I have a .ds with 2.6billion records.
is there anyway that i can copy only 700million into another file without processing all the records as it is taking a long time to process all the records.
i have tried copying the file using a copy stage and it took 13hrs to process 2.6 billion(may be poor resources).
out of those 2.6 billion can i just copy only 700M...(without processing all 2.6b for such long time..)
the best way to reduce the process time..??
please do suggest...

kandyshandy · Post by **kandyshandy** » Wed Apr 04, 2012 3:39 am

what was your copy job design?

Dataset -> copy -> ?? (flat file or dataset)

bskumar4u · Post by **bskumar4u** » Wed Apr 04, 2012 4:36 am

it was a .ds..!!

can u provide any other design..??

kandyshandy · Post by **kandyshandy** » Wed Apr 04, 2012 5:11 am

Just now looked at your other post.. Oh... you made everyone busy

Other than the items discussed in the that post,
1. Dataset -> transformer -> Dataset. In this approach, you can set up a counter and use that counter as a constraint in transformer.

2. If you don't want the target to be in dataset, then try orchadmin command to dump that dataset into a flat file (no one knows how much time it would take or will it ever end). If successful, use an UNIX command to take 700 MN records from that file & dump to another file.

3. Ignore this task and ask for a file with 700 MN records only (from source system). If this is from a table, put the filter in ther SQL itself.

bskumar4u · Post by **bskumar4u** » Wed Apr 04, 2012 5:54 am

LOL..!!!

3. Ignore this task and ask for a file with 700 MN records only (from source system). If this is from a table, put the filter in ther SQL itself.

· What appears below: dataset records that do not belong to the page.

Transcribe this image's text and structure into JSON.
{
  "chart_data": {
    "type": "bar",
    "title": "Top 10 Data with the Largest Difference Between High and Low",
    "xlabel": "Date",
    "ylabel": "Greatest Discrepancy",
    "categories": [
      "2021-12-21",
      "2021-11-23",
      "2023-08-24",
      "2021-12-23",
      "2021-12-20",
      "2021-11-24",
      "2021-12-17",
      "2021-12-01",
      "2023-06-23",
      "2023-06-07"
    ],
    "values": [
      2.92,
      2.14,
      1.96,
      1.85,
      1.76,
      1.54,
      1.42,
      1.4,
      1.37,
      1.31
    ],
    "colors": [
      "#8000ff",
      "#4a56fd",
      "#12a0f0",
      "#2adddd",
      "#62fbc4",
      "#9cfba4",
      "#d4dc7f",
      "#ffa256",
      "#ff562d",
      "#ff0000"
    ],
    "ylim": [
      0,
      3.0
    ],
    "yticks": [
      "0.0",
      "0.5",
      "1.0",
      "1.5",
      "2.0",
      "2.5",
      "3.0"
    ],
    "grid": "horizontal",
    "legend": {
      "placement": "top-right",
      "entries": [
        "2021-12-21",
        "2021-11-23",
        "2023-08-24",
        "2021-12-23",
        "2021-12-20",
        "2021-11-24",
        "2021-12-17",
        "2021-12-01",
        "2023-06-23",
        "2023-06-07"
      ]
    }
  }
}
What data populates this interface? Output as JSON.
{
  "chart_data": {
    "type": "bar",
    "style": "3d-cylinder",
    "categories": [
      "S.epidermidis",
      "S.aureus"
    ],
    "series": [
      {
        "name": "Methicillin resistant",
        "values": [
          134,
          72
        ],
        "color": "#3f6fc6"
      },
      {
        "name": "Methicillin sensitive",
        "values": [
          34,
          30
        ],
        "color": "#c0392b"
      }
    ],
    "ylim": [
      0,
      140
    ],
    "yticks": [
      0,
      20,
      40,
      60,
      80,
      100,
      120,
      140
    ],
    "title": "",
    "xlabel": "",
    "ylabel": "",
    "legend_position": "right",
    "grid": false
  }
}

Actually the file is an output of predeccsor job...
so must perform many operations to control this...
Anyways was trying many things since 2 days...!!
wonder what would HEAD stage perform..!!
still trying out something...
anymore suggestions...plz reply..!!

chulett · Post by **chulett** » Wed Apr 04, 2012 8:12 am

There was absolutely no reason to start a new post for this.

bskumar4u · Post by **bskumar4u** » Wed Apr 04, 2012 8:25 am

There was absolutely no reason to start a new post for this.

Sorry if u cudnt find a reason for this new post..!!
but need to mention my reason was...
earlier post was just to know the diff between copy n transformer and easiest way to copy a .ds...!!
i cudnt get wat i wanted...i mean i cudnt do it in lesser time...
so changed my requirement so that i load atleast 700M so wanted to know if it is answered..??
(As it was no more copy vs transformer but a diff req...)
Sorry..!! again...!!
I'm still waiting if it can be overcome...!!

chulett · Post by **chulett** » Wed Apr 04, 2012 8:33 am

I "couldn't find a reason" because there wasn't one... you'd already asked this question in your other post. Not to worry, I'll go remove it.

bskumar4u · Post by **bskumar4u** » Wed Apr 04, 2012 8:41 am

oh..!! come on...!!!
I need the solution not the reason

..LOL..!!

qt_ky · Post by **qt_ky** » Wed Apr 04, 2012 1:49 pm

Try using the Head stage or the Sample stage. They operate in parallel, so any record count you give is per node.